When commenting on taxes, economist Dr. Khaqan Najeb recommended incentives for retailers who use digital payment systems such as RAST.

“Raast retailers should be granted GST concessions,” he said, adding: “The Rast QR code is a good option. The government should also consider eliminating the ‘non -filter’ category.”

Meanwhile, Sajad Mustafa Syed, President P@Sha, highlighted the improved performance of the IT sector during the year, but warned against the volatility of politics.

“This year we have demonstrated progress in the IT sector … all we are asking for is consistency in fiscal policy. Any negative change could undo the profits we have achieved.”

Meanwhile, economist Ali Husnain was of the opinion that it was very important for Pakistan to undertake drastic reforms since the country faced regional competition.

When commenting on government policies, he said: “The management is correct, but we have not seen important steps that are considered to change the game … We need to do a lot.”

When explaining the reasons behind the fiscal deficit, the tax expert Ashfaq Tola said that the main problem was that the agricultural sector was paying less than 1% of taxes.

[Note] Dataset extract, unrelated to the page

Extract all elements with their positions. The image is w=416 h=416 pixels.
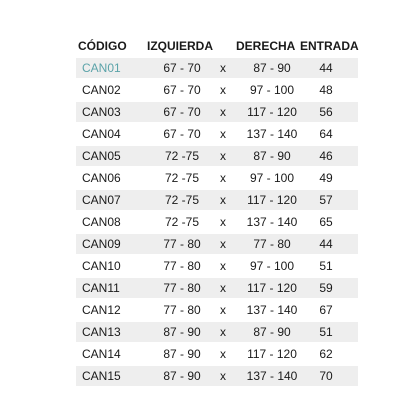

“The impact of the retail sector must be between 3% and 4% of GDP as an additional gain,” he said that the country has potential collections of more than 16,000 billion taxes if the tax was collected on the basis of capital.

Calling general performance in the agricultural sector, Tola accredited the stable exchange rate and the fall in world prices of basic products for the decrease in inflation rate.

He also warned against moving towards growth led by imports, saying that it will affect local industry and employment and increase pressure on the local currency. He added that importation must be opened for the export -based industry and import substitution.